Considering the many ways that the hydration state of seeds affects their physical and physiological characteristics, we reasoned that the hydration state of seeds will influence their germination response to KAR1. More specifically, KAR1 will stimulate more germination when applied to dry seeds than to seeds with higher water contents. In addition, based on the key roles of ABA and GA in maintaining dormancy and inducing seed germination, the interaction of these plant growth regulators with seed hydration state and sensitivity to KAR1 was examined.

MATERIALS AND METHODS

Seed material

The annual weed Brassica tournefortii was chosen for this study as it has been shown to be highly responsive to KAR1 (Stevens et al., 2007). Seeds of B. tournefortii were collected from wild plants growing in semi-natural dune vegetation at City Beach, Perth, Western Australia (31 °53′26″S, 115 °45′21″E) in October, 2006. Following drying at 15 % RH and 15 °C for 4 weeks, seeds were sealed in a foil bag and stored at 5 °C until used in experiments.

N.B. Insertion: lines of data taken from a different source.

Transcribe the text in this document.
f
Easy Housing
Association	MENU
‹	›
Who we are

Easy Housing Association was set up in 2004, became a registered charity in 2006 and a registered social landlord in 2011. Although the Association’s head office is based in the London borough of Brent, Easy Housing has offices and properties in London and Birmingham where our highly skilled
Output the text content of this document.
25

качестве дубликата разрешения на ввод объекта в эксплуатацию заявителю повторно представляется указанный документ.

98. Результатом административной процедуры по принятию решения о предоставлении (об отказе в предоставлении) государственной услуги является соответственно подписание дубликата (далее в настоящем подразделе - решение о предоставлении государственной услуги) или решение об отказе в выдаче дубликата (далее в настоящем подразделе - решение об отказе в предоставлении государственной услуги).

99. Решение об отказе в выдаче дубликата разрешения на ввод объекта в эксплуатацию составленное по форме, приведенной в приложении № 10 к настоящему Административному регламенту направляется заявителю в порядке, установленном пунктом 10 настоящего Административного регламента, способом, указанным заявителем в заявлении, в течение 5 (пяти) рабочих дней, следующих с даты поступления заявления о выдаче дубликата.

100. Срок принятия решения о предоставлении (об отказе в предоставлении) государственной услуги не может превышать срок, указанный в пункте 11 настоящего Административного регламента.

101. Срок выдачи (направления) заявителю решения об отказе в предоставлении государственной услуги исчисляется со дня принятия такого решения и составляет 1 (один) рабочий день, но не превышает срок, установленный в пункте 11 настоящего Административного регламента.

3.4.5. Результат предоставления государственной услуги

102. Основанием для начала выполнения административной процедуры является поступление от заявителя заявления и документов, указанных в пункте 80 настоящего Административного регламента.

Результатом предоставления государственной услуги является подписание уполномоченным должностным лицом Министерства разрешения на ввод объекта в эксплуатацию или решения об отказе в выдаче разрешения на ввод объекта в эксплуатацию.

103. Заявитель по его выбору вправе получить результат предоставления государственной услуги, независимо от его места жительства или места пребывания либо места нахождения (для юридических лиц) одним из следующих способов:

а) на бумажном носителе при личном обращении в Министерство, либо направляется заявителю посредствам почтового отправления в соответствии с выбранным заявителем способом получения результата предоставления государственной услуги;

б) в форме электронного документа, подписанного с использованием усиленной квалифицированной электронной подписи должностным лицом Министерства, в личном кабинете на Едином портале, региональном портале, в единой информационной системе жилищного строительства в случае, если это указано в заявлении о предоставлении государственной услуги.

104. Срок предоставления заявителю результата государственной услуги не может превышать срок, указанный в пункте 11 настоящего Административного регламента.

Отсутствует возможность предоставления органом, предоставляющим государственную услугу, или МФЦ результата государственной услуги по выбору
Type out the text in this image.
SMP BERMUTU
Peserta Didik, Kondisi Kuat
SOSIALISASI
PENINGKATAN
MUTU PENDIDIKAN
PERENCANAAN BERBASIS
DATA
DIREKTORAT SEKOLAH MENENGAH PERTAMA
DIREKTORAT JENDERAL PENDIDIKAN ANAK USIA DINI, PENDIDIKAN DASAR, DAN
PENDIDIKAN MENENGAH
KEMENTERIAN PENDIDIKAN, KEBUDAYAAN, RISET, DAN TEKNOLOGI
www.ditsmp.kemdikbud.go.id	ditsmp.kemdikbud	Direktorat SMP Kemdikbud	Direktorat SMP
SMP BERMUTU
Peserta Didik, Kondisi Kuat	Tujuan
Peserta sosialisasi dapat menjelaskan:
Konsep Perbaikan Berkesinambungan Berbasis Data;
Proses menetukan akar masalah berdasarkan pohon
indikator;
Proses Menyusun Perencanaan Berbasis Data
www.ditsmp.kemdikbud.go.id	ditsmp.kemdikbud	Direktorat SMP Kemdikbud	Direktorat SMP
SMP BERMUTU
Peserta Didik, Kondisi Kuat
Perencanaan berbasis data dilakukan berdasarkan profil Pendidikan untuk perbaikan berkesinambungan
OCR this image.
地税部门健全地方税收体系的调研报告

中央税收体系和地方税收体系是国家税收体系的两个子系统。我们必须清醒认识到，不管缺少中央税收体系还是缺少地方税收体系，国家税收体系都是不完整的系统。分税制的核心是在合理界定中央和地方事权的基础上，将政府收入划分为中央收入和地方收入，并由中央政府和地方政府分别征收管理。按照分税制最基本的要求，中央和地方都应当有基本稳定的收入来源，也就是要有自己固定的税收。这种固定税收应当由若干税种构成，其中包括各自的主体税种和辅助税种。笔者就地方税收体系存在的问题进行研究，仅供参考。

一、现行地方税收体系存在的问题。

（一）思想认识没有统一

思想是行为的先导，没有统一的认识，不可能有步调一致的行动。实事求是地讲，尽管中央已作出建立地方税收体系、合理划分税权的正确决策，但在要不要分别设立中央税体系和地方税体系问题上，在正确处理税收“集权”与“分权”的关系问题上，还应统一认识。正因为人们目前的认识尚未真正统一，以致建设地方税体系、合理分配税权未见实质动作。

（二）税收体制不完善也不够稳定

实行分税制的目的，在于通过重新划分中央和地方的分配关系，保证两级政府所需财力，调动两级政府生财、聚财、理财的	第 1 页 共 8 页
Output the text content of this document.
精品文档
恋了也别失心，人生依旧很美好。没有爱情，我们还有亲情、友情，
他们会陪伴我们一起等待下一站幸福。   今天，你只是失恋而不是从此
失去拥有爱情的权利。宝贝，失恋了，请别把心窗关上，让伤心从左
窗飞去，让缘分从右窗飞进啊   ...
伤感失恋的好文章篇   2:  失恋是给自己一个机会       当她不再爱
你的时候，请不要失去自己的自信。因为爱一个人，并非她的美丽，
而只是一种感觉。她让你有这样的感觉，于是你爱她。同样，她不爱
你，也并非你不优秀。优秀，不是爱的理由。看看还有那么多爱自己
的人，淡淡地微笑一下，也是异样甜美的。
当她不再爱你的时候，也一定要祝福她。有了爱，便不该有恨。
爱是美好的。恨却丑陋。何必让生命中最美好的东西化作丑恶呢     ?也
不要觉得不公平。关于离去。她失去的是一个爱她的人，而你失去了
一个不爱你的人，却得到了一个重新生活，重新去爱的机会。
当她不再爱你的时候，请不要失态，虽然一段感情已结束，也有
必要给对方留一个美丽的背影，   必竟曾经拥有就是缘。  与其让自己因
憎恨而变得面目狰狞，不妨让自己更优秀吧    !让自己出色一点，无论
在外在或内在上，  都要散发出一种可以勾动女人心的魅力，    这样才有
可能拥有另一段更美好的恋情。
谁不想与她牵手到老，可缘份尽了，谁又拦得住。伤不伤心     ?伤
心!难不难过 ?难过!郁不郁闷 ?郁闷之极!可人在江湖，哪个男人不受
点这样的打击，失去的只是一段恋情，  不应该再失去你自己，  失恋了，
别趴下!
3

Initial seed hydration states

Brassica tournefortii seeds were prepared according to one of five initial seed hydration treatments: 15 % RH, 47 % RH, 96 % RH, fully imbibed, or fully imbibed then dried to 15 % RH (‘re-dried’) prior to exposure to KAR1. For all hydration treatments, multiple sets of 50 seeds were sealed in nylon mesh bags. Samples for the 15 % RH treatment were stored in a controlled-environment room at 15 % RH and 15 °C. Samples for the 47 and 96 % RH treatments were placed in sealed boxes (polycarbonate electrical enclosure boxes; 270 × 190 × 100 mm; NHP Fibox, Perth, Australia) and suspended above solutions of LiCl (330 g L−1) and saturated KNO3, respectively, to equilibrate for 4 weeks at 15 °C. For the fully imbibed treatment, samples were placed in tissue culture-grade deionized water (TC-H2O) at room temperature (21 °C) for 18 h, using an automatic shaker (40 r.p.m.; Orbital Mixer, Ratek Instruments, Sydney, Australia) to gently agitate the water. Similarly, seeds in the re-dried treatment were allowed to imbibe for 18 h then returned to the 15 % RH environment (15 °C) to dry for 26 h.

KAR1 sensitivity

For each hydration treatment (see above) three replicate samples were exposed to 200 mL of 1 nm or 1 µm KAR1 (synthesized from pyromeconic acid according to Flematti et al., 2005) for 0 min, 3 min, 1 h, 24 h or 14 d. Three samples for each combination of hydration treatment and KAR1 exposure duration were placed in separate replicate containers of 1 nm or 1 µm KAR1 and agitated on an automated shaker. Samples exposed to KAR1 for ≤24 h were subsequently rinsed in 400 mL TC-H2O and transferred to individual 90-mm Petri dishes containing 20 mL TC-H2O for the remainder of the 24-h period, so that all samples were hydrated for the same period. Samples were then patted dry and transferred to 90-mm Petri dishes containing 1 % (w/v) agar for germination. For samples exposed to KAR1 for 14 d, seeds were removed from the KAR1 soaking solution after 24 h, patted dry and transferred directly to germination media containing either 1 nm or 1 µm KAR1.

Germination testing

Petri dishes were wrapped in two layers of aluminium foil to exclude light and incubated at 20 °C (Thermoline, Brisbane, Queensland, Australia). Germination was scored once after 14 d, and seeds were scored as germinated if the radicle had visibly protruded (>1 mm). Seedlings that germinated but which failed to develop normally (e.g. radicle appeared glassy) were not included in germination totals. Any seeds that did not germinate were inspected for obvious necrosis and squeezed with forceps to assess viability; seeds with firm white embryos were scored as viable.

Imbibition curves

Seed water uptake was monitored over a 24-h period for each of the initial hydration states (see above) to create imbibition curves. Due to the mucilaginous layer surrounding B. tournefortii seeds, which was degraded when patted dry prior to weighing samples, a destructive method of sampling was adopted. Thirty nylon mesh bags containing 50 seeds were prepared for each initial hydration state. The weight of seeds (at 15 % RH) in each bag, and the seed + bag weights were recorded prior to applying the hydration treatments. Ten bags of each hydration treatment were placed in each of three replicate solutions of TC-H2O to imbibe. Periodically, one bag for each hydration treatment and replicate solution was removed from the solution, patted dry to remove excess water then weighed. For each sample, seed weight gain was calculated as (current weight − original weight at 15 % RH)/(original weight at 15 % RH) × 100 %.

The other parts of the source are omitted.